There were some pleasant plot twists and a pretty intense final conflict that I liked quite a lot, and much set in motion to provide fodder for future installments. I was very appreciative of all of that, as I'm not near ready to be done with Pagan and Co. just yet. I would like to see a tighter, more complex plot to keep things interesting, with a more speedy introduction to the arc of the primary conflict in subsequent books, and perhaps an adversary that provides more of a personal challenge for Pagan. I did think the baddies were a little too easy to off in this one (details provided with spoilers at the bottom of the review). It goes without saying (or not, as I'm saying it) that I'd also like a little more Field & Stream and a lot less Guns & Ammo in the next book.
Still, it was a very nice set up to what could be a fantastic, original, and highly entertaining series. Oh, and did I mention that the Kindle edition is $.99? That's crazy awesome.

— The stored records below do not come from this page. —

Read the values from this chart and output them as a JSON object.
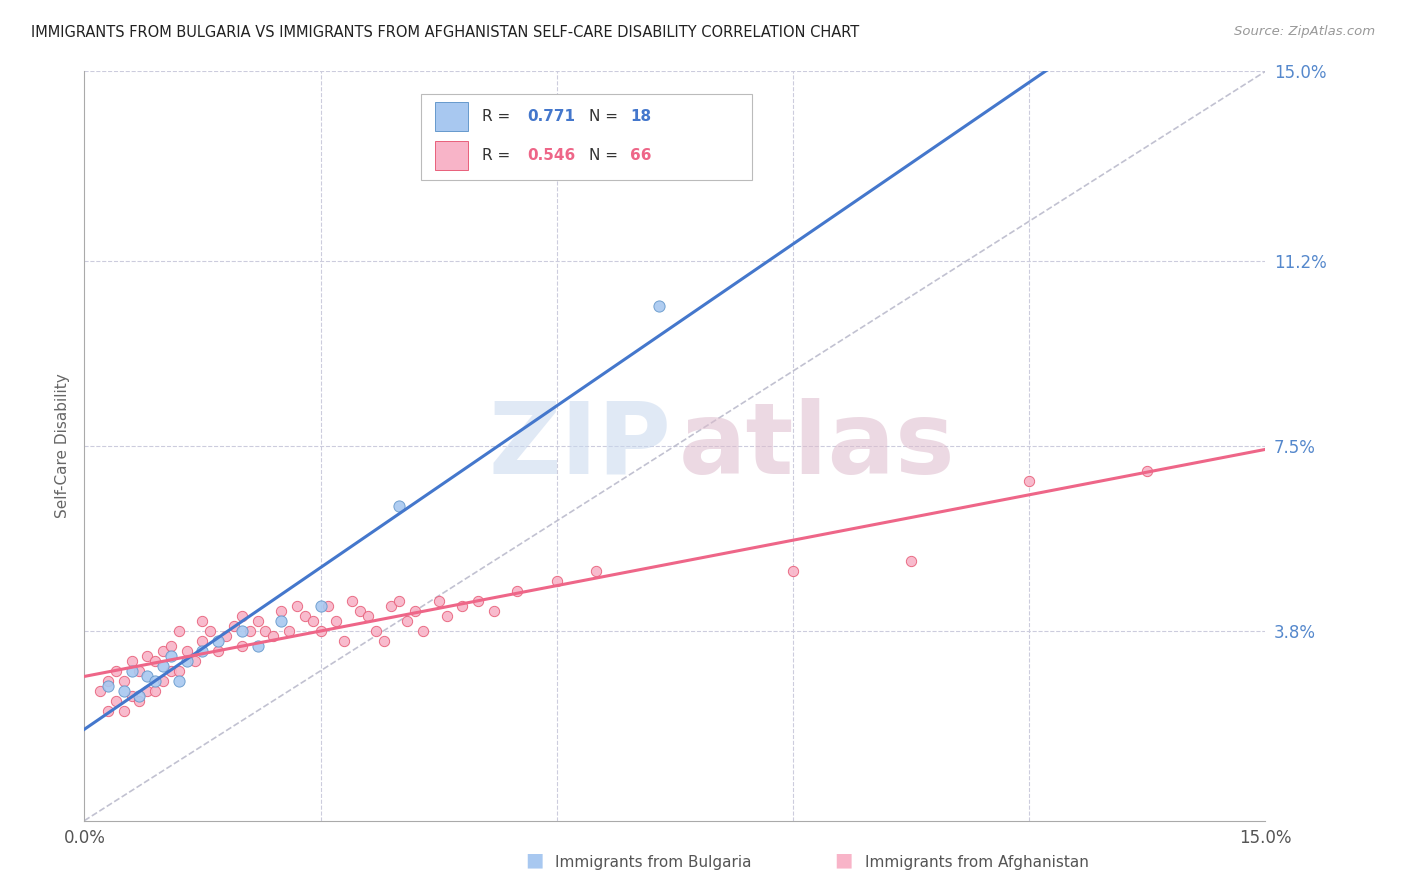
{
  "title": "IMMIGRANTS FROM BULGARIA VS IMMIGRANTS FROM AFGHANISTAN SELF-CARE DISABILITY CORRELATION CHART",
  "source": "Source: ZipAtlas.com",
  "ylabel": "Self-Care Disability",
  "xlim": [
    0.0,
    0.15
  ],
  "ylim": [
    0.0,
    0.15
  ],
  "bulgaria_color": "#A8C8F0",
  "bulgaria_edge": "#6699CC",
  "afghanistan_color": "#F8B4C8",
  "afghanistan_edge": "#E8607A",
  "bulgaria_line_color": "#4477CC",
  "afghanistan_line_color": "#EE6688",
  "diag_line_color": "#BBBBCC",
  "legend_r_bulgaria": "0.771",
  "legend_n_bulgaria": "18",
  "legend_r_afghanistan": "0.546",
  "legend_n_afghanistan": "66",
  "legend_color_bulgaria": "#4477CC",
  "legend_color_afghanistan": "#EE6688",
  "watermark_zip_color": "#C8D8EE",
  "watermark_atlas_color": "#DDBBCC",
  "bg_color": "#FFFFFF",
  "bulgaria_x": [
    0.003,
    0.005,
    0.006,
    0.007,
    0.008,
    0.009,
    0.01,
    0.011,
    0.012,
    0.013,
    0.015,
    0.017,
    0.02,
    0.022,
    0.025,
    0.03,
    0.04,
    0.073
  ],
  "bulgaria_y": [
    0.027,
    0.026,
    0.03,
    0.025,
    0.029,
    0.028,
    0.031,
    0.033,
    0.028,
    0.032,
    0.034,
    0.036,
    0.038,
    0.035,
    0.04,
    0.043,
    0.063,
    0.103
  ],
  "afghanistan_x": [
    0.002,
    0.003,
    0.003,
    0.004,
    0.004,
    0.005,
    0.005,
    0.006,
    0.006,
    0.007,
    0.007,
    0.008,
    0.008,
    0.009,
    0.009,
    0.01,
    0.01,
    0.011,
    0.011,
    0.012,
    0.012,
    0.013,
    0.014,
    0.015,
    0.015,
    0.016,
    0.017,
    0.018,
    0.019,
    0.02,
    0.02,
    0.021,
    0.022,
    0.023,
    0.024,
    0.025,
    0.026,
    0.027,
    0.028,
    0.029,
    0.03,
    0.031,
    0.032,
    0.033,
    0.034,
    0.035,
    0.036,
    0.037,
    0.038,
    0.039,
    0.04,
    0.041,
    0.042,
    0.043,
    0.045,
    0.046,
    0.048,
    0.05,
    0.052,
    0.055,
    0.06,
    0.065,
    0.09,
    0.105,
    0.12,
    0.135
  ],
  "afghanistan_y": [
    0.026,
    0.022,
    0.028,
    0.024,
    0.03,
    0.022,
    0.028,
    0.025,
    0.032,
    0.024,
    0.03,
    0.026,
    0.033,
    0.026,
    0.032,
    0.028,
    0.034,
    0.03,
    0.035,
    0.03,
    0.038,
    0.034,
    0.032,
    0.036,
    0.04,
    0.038,
    0.034,
    0.037,
    0.039,
    0.035,
    0.041,
    0.038,
    0.04,
    0.038,
    0.037,
    0.042,
    0.038,
    0.043,
    0.041,
    0.04,
    0.038,
    0.043,
    0.04,
    0.036,
    0.044,
    0.042,
    0.041,
    0.038,
    0.036,
    0.043,
    0.044,
    0.04,
    0.042,
    0.038,
    0.044,
    0.041,
    0.043,
    0.044,
    0.042,
    0.046,
    0.048,
    0.05,
    0.05,
    0.052,
    0.068,
    0.07
  ]
}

I don't review a book based on the price I paid to read it, but come on - 99 cents! Talk about a whole lotta bang for your buck. I could've liked the book a whole lot less than I did and it still would've been a rockin' deal.
Without a doubt, Pagan is one of the most intelligent, polished, and sophisticated independently published books I've read. I'm anxiously awaiting Crusader and was thrilled to find out that there's also Renegade in the works and a Marie-centric book after that, tentatively titled Scrapper. I'm looking forward to much more from Andrew Chapman. I like the way he does what he does.
The following paragraph has been hidden because it contains spoilers. If you want to read it, simply click on the button below.
Detail on the easy to off vamp issue as follows:
As a race, vampires are supposed to be these brilliant and Machiavellian propagandizing PR gods who are rich beyond the telling of it...and yet they're the dumbest fighters I've ever seen. Not only do they bring knives to a gun fight, but again and again they show up woefully unprepared and uninformed about the nature of their prey and the abilities of the warriors. I've never seen such incompetent apex predators. The scene in which Marcus shows up to face off with Pagan was particularly unenlightened given Pagan's reputation, and arrogance only goes so far as an explanation before it becomes stupidity. From a story standpoint, an adversary who is that quick to kill doesn't instill a true threat of death or danger nor adds tension to the plot.